By Carey Gillam
FERGUSON Mo. (Reuters) - After two nights of relative calm in Ferguson, Missouri, many have expressed hope the violent clashes and looting that followed a white police officer's shooting of an unarmed black teenager will soon be a thing of the past.
The protests are another matter.
A contingent of U.S. civil rights workers and community activists from Georgia, Florida, Detroit and elsewhere have set up shop in Ferguson and say they plan to remain in the mostly black St. Louis suburb of 21,000 for the long haul.
The patchwork of groups, including the Dream Defenders and the National Lawyers Guild, are holding training and strategy sessions for local young people and others who want to continue to peacefully protest 18-year-old Michael Brown's death. And they are instructing teams of "legal observers" on how to document complaints of police harassment and abuse.
Because part of the work is actively demonstrating in the streets, the groups are fortified with tear gas masks, first aid kits and other supplies.
They are largely taking refuge in a St. Louis church where workers practice chants, make signs and strategize. The doors are kept locked and alcohol, drugs and weapons are strictly banned, organizers say.
Police have tried to clear them from the building, according to church officials who are providing the building space. But St. Mark Family Church Pastor Tommie Pierson said he will keep the building open as long as the groups need it.
"This is just something we haven't seen before," said Montague Simmons, chairman of the local Organization for Black Struggle, which is trying to coordinate the groups' activities. "Usually we have to really encourage people to get involved. But this is different. It feels like we are organizing in a time of war."
Organizers say the energy and outrage generated by the Aug. 9 shooting of Brown has ignited a fresh spark in a modern-day civil rights movement. They say it presents an opportunity to build a new generation of activists - trained in the tactics of protests - and a chance to enact change in the community.
"This is tied to a broader problem," said 25-year-old Michael Sampson, a Florida organizer with the Florida-based Dream Defenders, an activist group that last year occupied the Florida state capitol for 30 nights after the acquittal of George Zimmerman in the shooting death of Trayvon Martin, another racially charged case.

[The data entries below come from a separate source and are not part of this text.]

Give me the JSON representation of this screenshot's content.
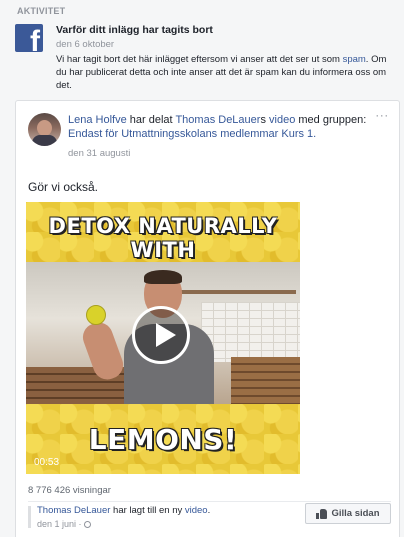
{
  "section_label": "AKTIVITET",
  "notice": {
    "logo_letter": "f",
    "title": "Varför ditt inlägg har tagits bort",
    "date": "den 6 oktober",
    "body_pre": "Vi har tagit bort det här inlägget eftersom vi anser att det ser ut som ",
    "body_link": "spam",
    "body_post": ". Om du har publicerat detta och inte anser att det är spam kan du informera oss om det."
  },
  "post": {
    "author": "Lena Holfve",
    "shared_text": " har delat ",
    "video_owner": "Thomas DeLauer",
    "video_owner_suffix": "s ",
    "video_word": "video",
    "group_text": " med gruppen: ",
    "group_name": "Endast för Utmattningsskolans medlemmar Kurs 1.",
    "date": "den 31 augusti",
    "text": "Gör vi också.",
    "more_icon": "···",
    "video": {
      "title_top": "DETOX NATURALLY WITH",
      "title_bottom": "LEMONS!",
      "duration": "00:53"
    },
    "views": "8 776 426 visningar",
    "sub_post": {
      "author": "Thomas DeLauer",
      "text": " har lagt till en ny ",
      "link": "video",
      "suffix": ".",
      "date": "den 1 juni",
      "date_suffix": " · "
    },
    "like_page_label": "Gilla sidan"
  },
  "colors": {
    "facebook_blue": "#3b5998",
    "link": "#365899",
    "muted": "#90949c"
  }
}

"Our youth need the freedom to live out their lives and their dreams without fear of being killed by a police officer for simply walking down the street, something Michael Brown wasn’t able to do because of police brutality," Sampson said.
Their success is far from guaranteed. The number of protesters has decreased in recent days, due to a combination of changing police tactics and fatigue among demonstrations. Violence could also flare up again - from their ranks or others - and once more overshadow the larger, more peaceful demonstrations.
Group leaders say they believe the events unfolding in Ferguson will have a place in history alongside the Freedom Rider movement of the 1960s, sit-ins at lunch counters, and other famed U.S. civil rights events. The killing has become a catalyst for a continuing civil rights evolution needed in Missouri and throughout the United States, they say.
A flier one group has been handing out states: "Today It's Ferguson, Tomorrow It's You" and pictures white police officers with dogs facing off against black youth with hands raised in the air.
The fateful encounter happened shortly after noon on Aug. 9 as Brown and a friend walked through a residential neighborhood of low apartment buildings. Wilson instructed the two to move out of the road where they were walking and an altercation ensued that led Wilson to leave his car and shoot Brown multiple times, including at least twice in the head, according to authorities.
Brown's parents and supporters demanded the immediate arrest of Wilson. But protest organizers say they have to be prepared for a possible exoneration of the officer, and stay focused on a larger outcome.
"The more you want to quiet us, the louder our voices will be," said the Organization for Black Struggle's Simmons.